Covid-19 has shown us that nature underpins the functioning of our health, societies, and economies. The risk of these sorts of diseases is kept in check by healthy environments and diverse species. When we radically alter nature, we risk creating the conditions in which pandemics emerge.

“Environmental destruction can no longer be seen as an unfortunate by-product of economic development, quite the reverse. Our abusive relationship with nature is contributing to an USD 8 trillion hole in our global economy, rising unemployment, and social inequality,” says the report.

Most of the funding assessed (66 per cent) was related to activities that directly cause biodiversity loss (e.g. fishing, mining) and 34 per cent was invested in companies which indirectly drive biodiversity loss (e.g. by driving demand along the supply chain from retail or processing and trading of commodities, such as construction which creates demand for raw materials).

In order to address the global biodiversity and extinction crisis, and to avoid reaching planetary tipping points from which biodiversity and human economy cannot recover, legal and regulatory change is required.

Banks have to stop funding sectors that destroy nature.
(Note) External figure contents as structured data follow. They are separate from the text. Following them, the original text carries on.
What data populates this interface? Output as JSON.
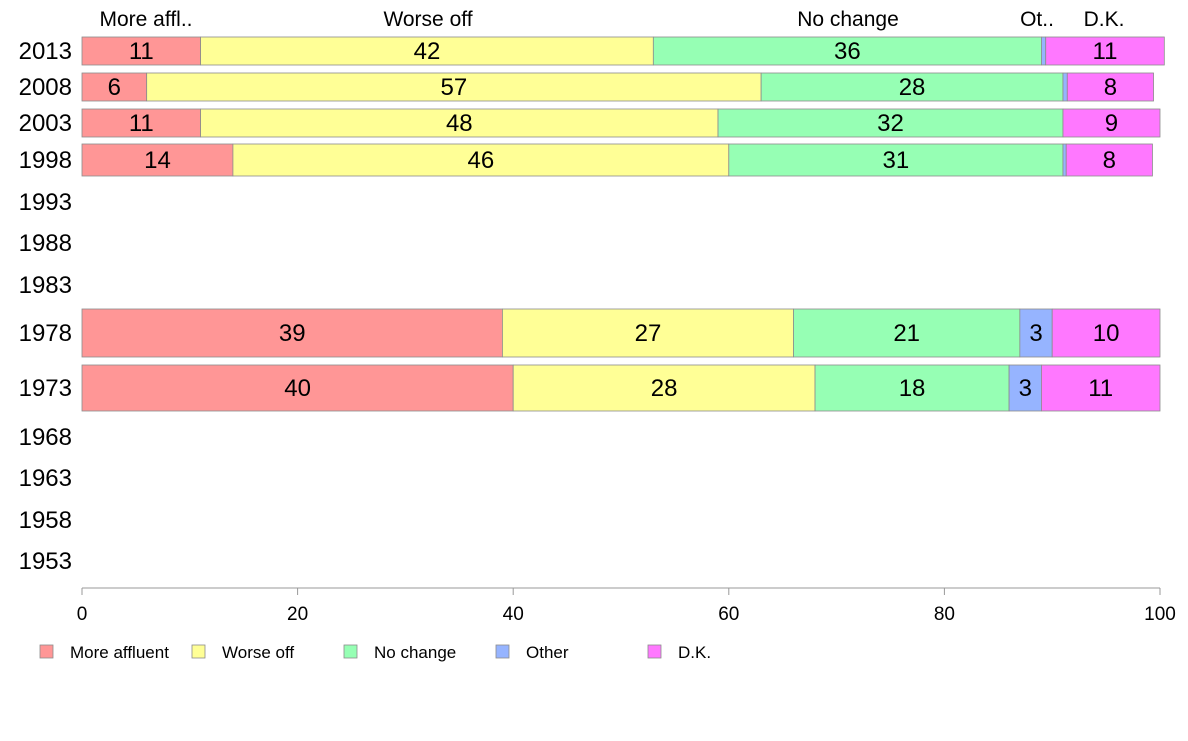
{
  "chart_data": {
    "type": "bar",
    "orientation": "horizontal",
    "stacked": true,
    "title": "",
    "xlabel": "",
    "ylabel": "",
    "xlim": [
      0,
      100
    ],
    "x_ticks": [
      "0",
      "20",
      "40",
      "60",
      "80",
      "100"
    ],
    "categories": [
      "2013",
      "2008",
      "2003",
      "1998",
      "1993",
      "1988",
      "1983",
      "1978",
      "1973",
      "1968",
      "1963",
      "1958",
      "1953"
    ],
    "column_headers": [
      "More affl..",
      "Worse off",
      "No change",
      "Ot..",
      "D.K."
    ],
    "series": [
      {
        "name": "More affluent",
        "color": "#ff9696",
        "values": [
          11,
          6,
          11,
          14,
          null,
          null,
          null,
          39,
          40,
          null,
          null,
          null,
          null
        ],
        "labels": [
          "11",
          "6",
          "11",
          "14",
          "",
          "",
          "",
          "39",
          "40",
          "",
          "",
          "",
          ""
        ]
      },
      {
        "name": "Worse off",
        "color": "#ffff96",
        "values": [
          42,
          57,
          48,
          46,
          null,
          null,
          null,
          27,
          28,
          null,
          null,
          null,
          null
        ],
        "labels": [
          "42",
          "57",
          "48",
          "46",
          "",
          "",
          "",
          "27",
          "28",
          "",
          "",
          "",
          ""
        ]
      },
      {
        "name": "No change",
        "color": "#96ffb4",
        "values": [
          36,
          28,
          32,
          31,
          null,
          null,
          null,
          21,
          18,
          null,
          null,
          null,
          null
        ],
        "labels": [
          "36",
          "28",
          "32",
          "31",
          "",
          "",
          "",
          "21",
          "18",
          "",
          "",
          "",
          ""
        ]
      },
      {
        "name": "Other",
        "color": "#96b4ff",
        "values": [
          0.4,
          0.4,
          0,
          0.3,
          null,
          null,
          null,
          3,
          3,
          null,
          null,
          null,
          null
        ],
        "labels": [
          "",
          "",
          "",
          "",
          "",
          "",
          "",
          "3",
          "3",
          "",
          "",
          "",
          ""
        ]
      },
      {
        "name": "D.K.",
        "color": "#ff78ff",
        "values": [
          11,
          8,
          9,
          8,
          null,
          null,
          null,
          10,
          11,
          null,
          null,
          null,
          null
        ],
        "labels": [
          "11",
          "8",
          "9",
          "8",
          "",
          "",
          "",
          "10",
          "11",
          "",
          "",
          "",
          ""
        ]
      }
    ],
    "legend": {
      "position": "bottom"
    },
    "grid": false
  }
}
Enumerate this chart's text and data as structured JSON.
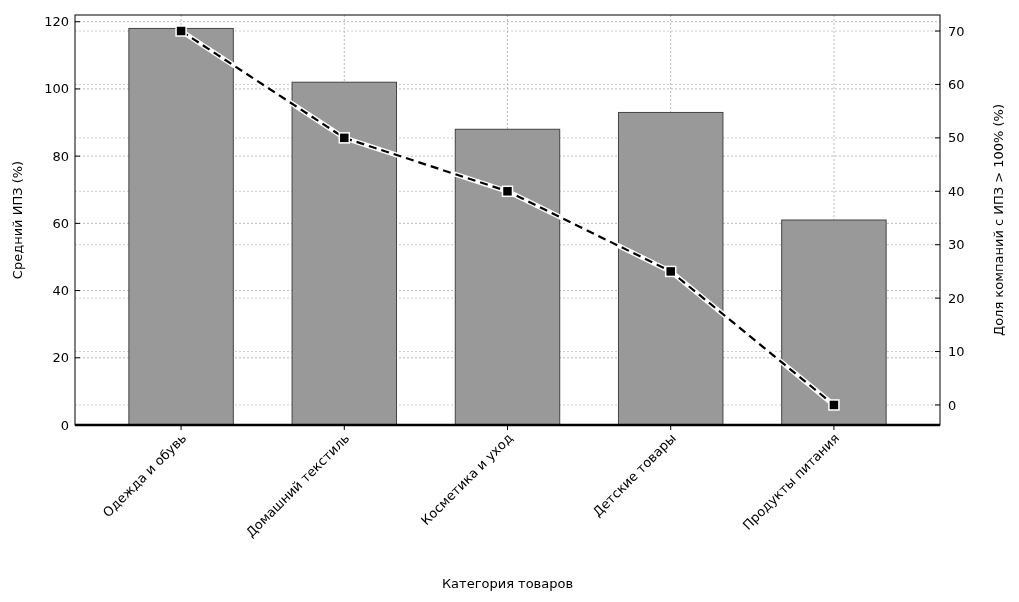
{
  "chart_data": {
    "type": "bar",
    "xlabel": "Категория товаров",
    "ylabel": "Средний ИПЗ (%)",
    "y2label": "Доля компаний с ИПЗ > 100% (%)",
    "categories": [
      "Одежда и обувь",
      "Домашний текстиль",
      "Косметика и уход",
      "Детские товары",
      "Продукты питания"
    ],
    "series": [
      {
        "color": "#999999",
        "values": [
          118,
          102,
          88,
          93,
          61
        ]
      },
      {
        "type": "line",
        "axis": "y2",
        "color": "#000000",
        "values": [
          70,
          50,
          40,
          25,
          0
        ],
        "marker": "square",
        "line_style": "dashed"
      }
    ],
    "ylim": [
      0,
      122
    ],
    "yticks": [
      0,
      20,
      40,
      60,
      80,
      100,
      120
    ],
    "y2lim": [
      -3.75,
      73
    ],
    "y2ticks": [
      0,
      10,
      20,
      30,
      40,
      50,
      60,
      70
    ],
    "grid": true
  }
}
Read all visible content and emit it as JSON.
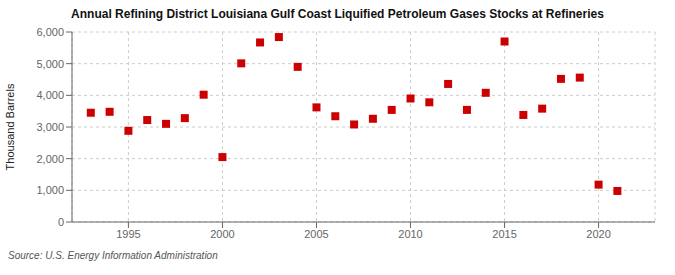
{
  "chart_data": {
    "type": "scatter",
    "title": "Annual Refining District Louisiana Gulf Coast Liquified Petroleum Gases Stocks at Refineries",
    "ylabel": "Thousand Barrels",
    "annotations": [
      "Source: U.S. Energy Information Administration"
    ],
    "x": [
      1993,
      1994,
      1995,
      1996,
      1997,
      1998,
      1999,
      2000,
      2001,
      2002,
      2003,
      2004,
      2005,
      2006,
      2007,
      2008,
      2009,
      2010,
      2011,
      2012,
      2013,
      2014,
      2015,
      2016,
      2017,
      2018,
      2019,
      2020,
      2021
    ],
    "values": [
      3450,
      3480,
      2880,
      3220,
      3100,
      3280,
      4020,
      2050,
      5010,
      5670,
      5840,
      4900,
      3620,
      3340,
      3080,
      3260,
      3540,
      3900,
      3780,
      4360,
      3540,
      4080,
      5700,
      3380,
      3580,
      4520,
      4560,
      1180,
      980
    ],
    "color": "#cc0000",
    "marker": "square",
    "xlim": [
      1992,
      2023
    ],
    "xticks": [
      1995,
      2000,
      2005,
      2010,
      2015,
      2020
    ],
    "ylim": [
      0,
      6000
    ],
    "yticks": [
      0,
      {
        "value": 1000,
        "label": "1,000"
      },
      {
        "value": 2000,
        "label": "2,000"
      },
      {
        "value": 3000,
        "label": "3,000"
      },
      {
        "value": 4000,
        "label": "4,000"
      },
      {
        "value": 5000,
        "label": "5,000"
      },
      {
        "value": 6000,
        "label": "6,000"
      }
    ],
    "grid": true
  }
}
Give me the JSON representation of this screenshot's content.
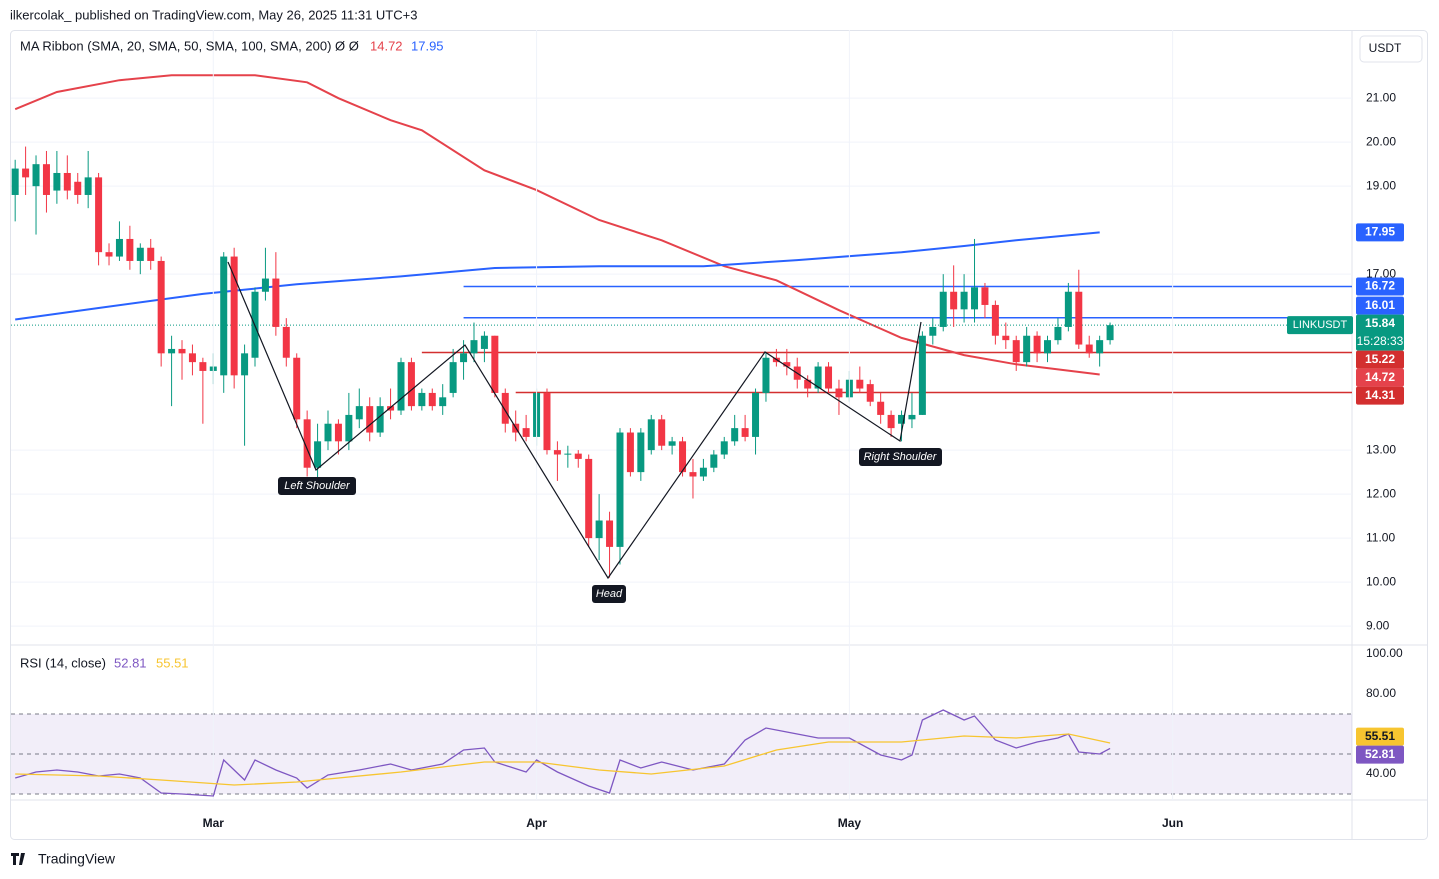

Scientists and governments agree that the global food production system, forestry, mining, fossil fuels, infrastructure, tourism, and the relocation of goods and people have all been identified as primary drivers of the global extinction crisis. Even though many of these activities are carried out by companies, it is the finance sector that bankrolls and enables this activity.

The report calls for banks to disclose and radically reduce their impact on nature and stop finance for new fossil fuels, deforestation, overfishing and ecosystem destruction.

The report further urges governments to stop protecting the role of banks in biodiversity destruction and rewrite the rules of finance to hold banks liable for the damage caused by their lending.

People everywhere have a say in how their money is invested, and a right to stop banks from causing serious harm to people and planet.